I just like my avatar.


----------



## registereduser (Jul 30, 2010)

ChoclateBetta said:


> I just like my avatar.


It's great!


----------



## ChoclateBetta (Jul 22, 2012)

It's true too. Thank you for the complement. I like your avatar too.


----------



## BeautifulBetta123 (Aug 27, 2012)

I have an avi but can you make me one anyways? I would love one!


----------



## registereduser (Jul 30, 2010)

BeautifulBetta123 said:


> I have an avi but can you make me one anyways? I would love one!

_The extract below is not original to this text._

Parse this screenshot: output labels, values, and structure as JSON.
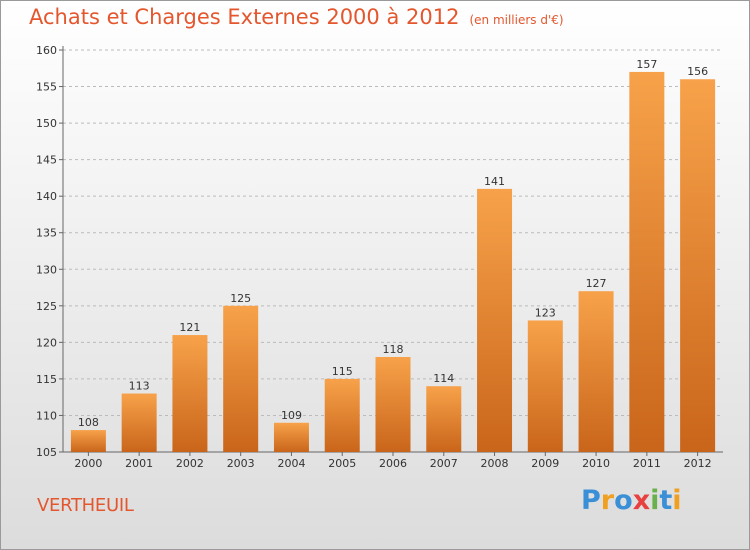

sure! can you post a large photo I can use?


----------



## BeautifulBetta123 (Aug 27, 2012)

I will try but my computer is so glitchy


----------



## registereduser (Jul 30, 2010)

I used your current avi even tho it was tiny......


----------



## BeautifulBetta123 (Aug 27, 2012)

Aww, it is adorable thanks so much! Sorry about the tiny pic. You did great with it anyways


----------



## Laki (Aug 24, 2011)

I love photobuckets new layout (like photoshop) but the bleepin' edits never save to my album now. I can't even save an edit by right clicking it to dl it. Drives me.


----------



## registereduser (Jul 30, 2010)

BeautifulBetta123 said:


> Aww, it is adorable thanks so much! Sorry about the tiny pic. You did great with it anyways


you don't have to use it I just wanted to play;-)



Laki said:


> I love photobuckets new layout (like photoshop) but the bleepin' edits never save to my album now. I can't even save an edit by right clicking it to dl it. Drives me.


the new layout is BUGGY I'm not using it yet.


----------



## BeautifulBetta123 (Aug 27, 2012)

I love how he looks so much brighter and shinier in the pic! As soon as I can I will change it to my avatar picture!


----------